When it was published in 2012 everyone raved about it. I was obviously in my non-reading state and didn't read it then. I finished it last weekend. In tears. Because yes, it's a very moving debut novel, from the then 30 year old blogger and former truck driver Backman, where laughter and tears go hand in hand. The main character Ove is a bitter and sad man, but also a very caring, no-nonsense man with a very high sense of justice. There is deep sorrow, love, laughter and a cat, a very human book. Well-written in a non complicated style than will appeal to most I think, easy read but also very emotional in a restrained way, like its main character.

I know this one has been translated into several languages. You should read it too.

books

Bara vanligt vatten (It's only water) by Kajsa Ingemarsson 1/5

To sum this books up in one sentence: his is really badly written chic-lit. Many years ago I quite enjoyed her first book "Små citroner gula" (Little lemons yellow), have read a few of her books since but for every book I've found them to become more stupid and superficial. The genre calls for stupidity and simplicity I guess. Not my cup of tea.

The main character is a best selling author of Swedish crime fiction, she's around 40 years old, obsessed with the surface, from clothes - the constant brand dropping is nauseating - to being skinny, to plastic surgery, make-up, hairstyle. She's mostly a stuck up bitch through out the book, even when she's haunted by the tabloids over a personal love life incident. The book is almost 600 pages long and yes, badly written and annoying yet I couldn't stop reading it. I have no idea why. I also vowed I will never read another book by Ingemarsson, journalist and TV-personality before she became a writer, again. Too many great books out there to be spending time with the lousy ones.

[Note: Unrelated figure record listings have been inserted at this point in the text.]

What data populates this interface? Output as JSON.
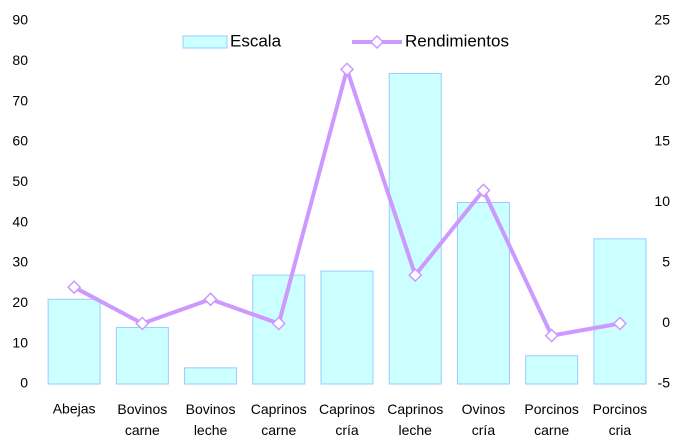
{
  "chart_data": {
    "type": "bar_line",
    "categories": [
      "Abejas",
      "Bovinos carne",
      "Bovinos leche",
      "Caprinos carne",
      "Caprinos cría",
      "Caprinos leche",
      "Ovinos cría",
      "Porcinos carne",
      "Porcinos cria"
    ],
    "series": [
      {
        "name": "Escala",
        "type": "bar",
        "color": "#ccffff",
        "edge": "#99ccff",
        "values": [
          21,
          14,
          4,
          27,
          28,
          77,
          45,
          7,
          36
        ]
      },
      {
        "name": "Rendimientos",
        "type": "line",
        "axis": "y2",
        "color": "#cc99ff",
        "values": [
          3,
          0,
          2,
          0,
          21,
          4,
          11,
          -1,
          0
        ]
      }
    ],
    "ylim": [
      0,
      90
    ],
    "yticks": [
      0,
      10,
      20,
      30,
      40,
      50,
      60,
      70,
      80,
      90
    ],
    "y2lim": [
      -5,
      25
    ],
    "y2ticks": [
      -5,
      0,
      5,
      10,
      15,
      20,
      25
    ],
    "grid": false
  }
}
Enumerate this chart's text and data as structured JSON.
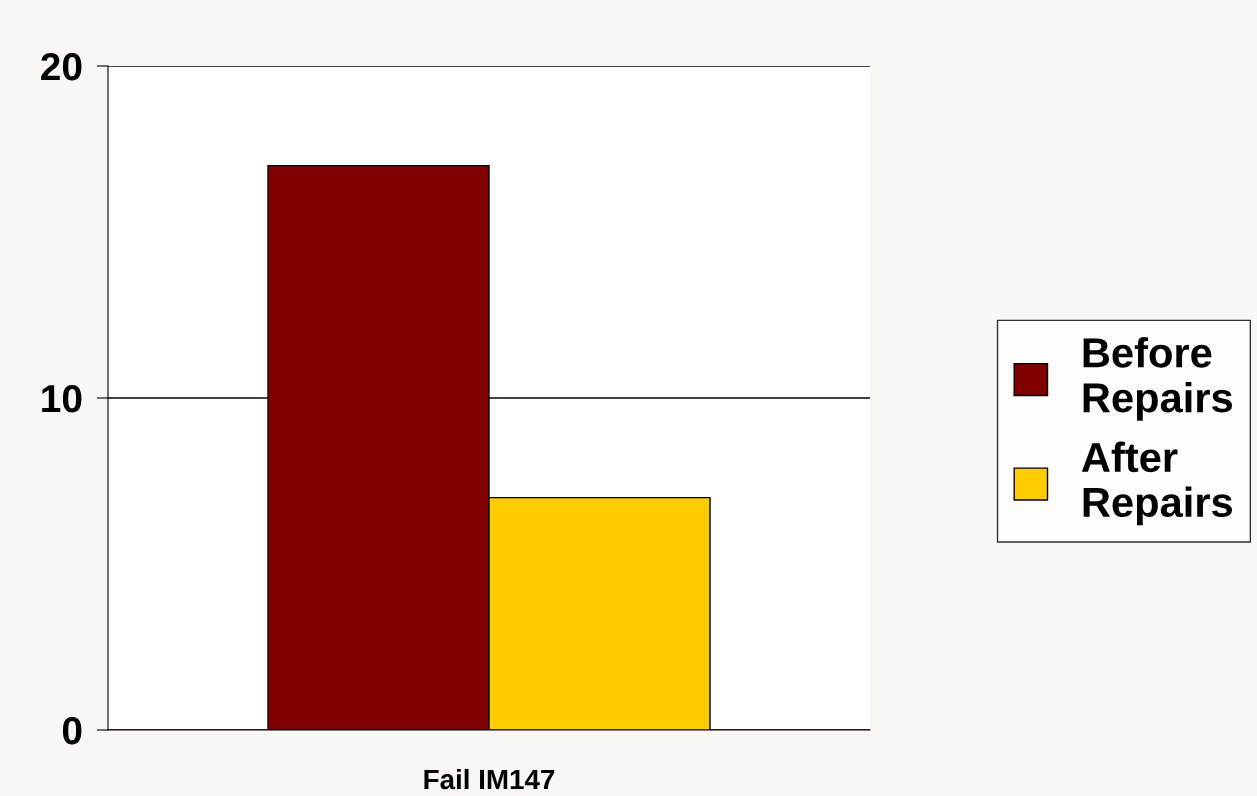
{
  "chart_data": {
    "type": "bar",
    "categories": [
      "Fail IM147"
    ],
    "series": [
      {
        "name": "Before Repairs",
        "color": "#800000",
        "values": [
          17
        ]
      },
      {
        "name": "After Repairs",
        "color": "#ffcc00",
        "values": [
          7
        ]
      }
    ],
    "ylim": [
      0,
      20
    ],
    "yticks": [
      0,
      10,
      20
    ],
    "grid": "y",
    "legend": "right"
  }
}
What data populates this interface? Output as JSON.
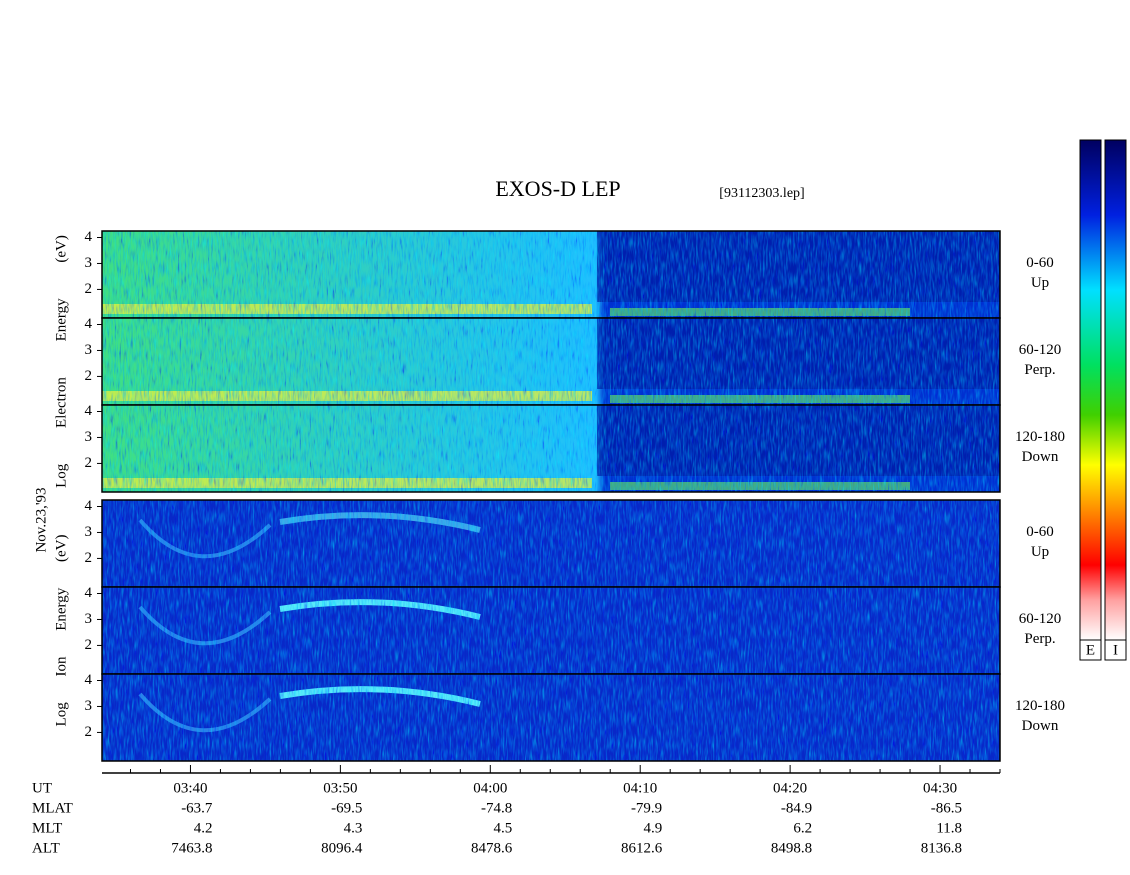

Currently reading three books and I've finished a couple of others recently. Guess I'm making up for lost reading mojo. So before you know it, there'll be more book reviews in this blog!

4 comments:

Sienna Smythe said...

I am glad to hear you have revived your interest in reading. I thought I was the only one that got into that not reading mode. I always enjoyed reading for pleasure, but now it seems I read only for information.
I hope I can get my mojo back, as I have a stack of good possibilities!

Sienna Smythe said...

I am glad to hear you have revived your interest in reading. I thought I was the only one that got into that not reading mode. I always enjoyed reading for pleasure, but now it seems I read only for information.
I hope I can get my mojo back, as I have a stack of good possibilities!

Sienna Smythe said...

I am glad to hear you have revived your interest in reading. I thought I was the only one that got into that not reading mode. I always enjoyed reading for pleasure, but now it seems I read only for information.
I hope I can get my mojo back, as I have a stack of good possibilities!

Elephant's Child said...

Yay for the return of your reading mojo.